Now I know you all are worried that the raising somehow got up my nostril, in to my brain & caused me to have half of my face amputated, but MaryAnne came home & picked the raisin out of my nose, piece by piece with some tweezers, the rest came out when she held a Kleenex to my face & instructed me to blow.

Two lessons to learn from this experience:

1. Parents, calm the eff down, they're not going to die. You are the cause for hospitals being over-crowded & people dying in waiting rooms. Learn to be a Google doctor because I can all but guarantee that your kid is not the first to do anything. To prove my point, here is a link to the most common 'nose ingestibles' for kids. Raisins isn't on there by the way...I must be a super-smart & creative toddler genius.

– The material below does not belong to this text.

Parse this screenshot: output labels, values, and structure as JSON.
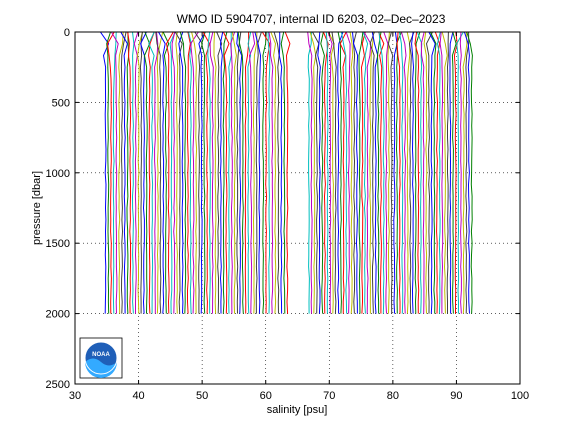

2. Nothing should go in your nose besides your fingers.


2 comments:

  1. I put a bean up at nose when I was 8, and had to get it suctioned out at the hospital.

    Also, I LOVE Hyperbole and a Half. I routinely talk to my dogs like what her dogs hear "sorsippy boobooboo?" I hope she comes back to blogging soon.

    Shit. Why is my username HBurb.

    - Pringles, Kricket and Jules' Mama

    ReplyDelete
  2. My first comment!!!!! I'm so glad someone else likes hyperbole. Mike bought me a tshirt from her blog that I love but no one else seems to have heard of it. They also ask what the yellow cone on top of the girl's head is.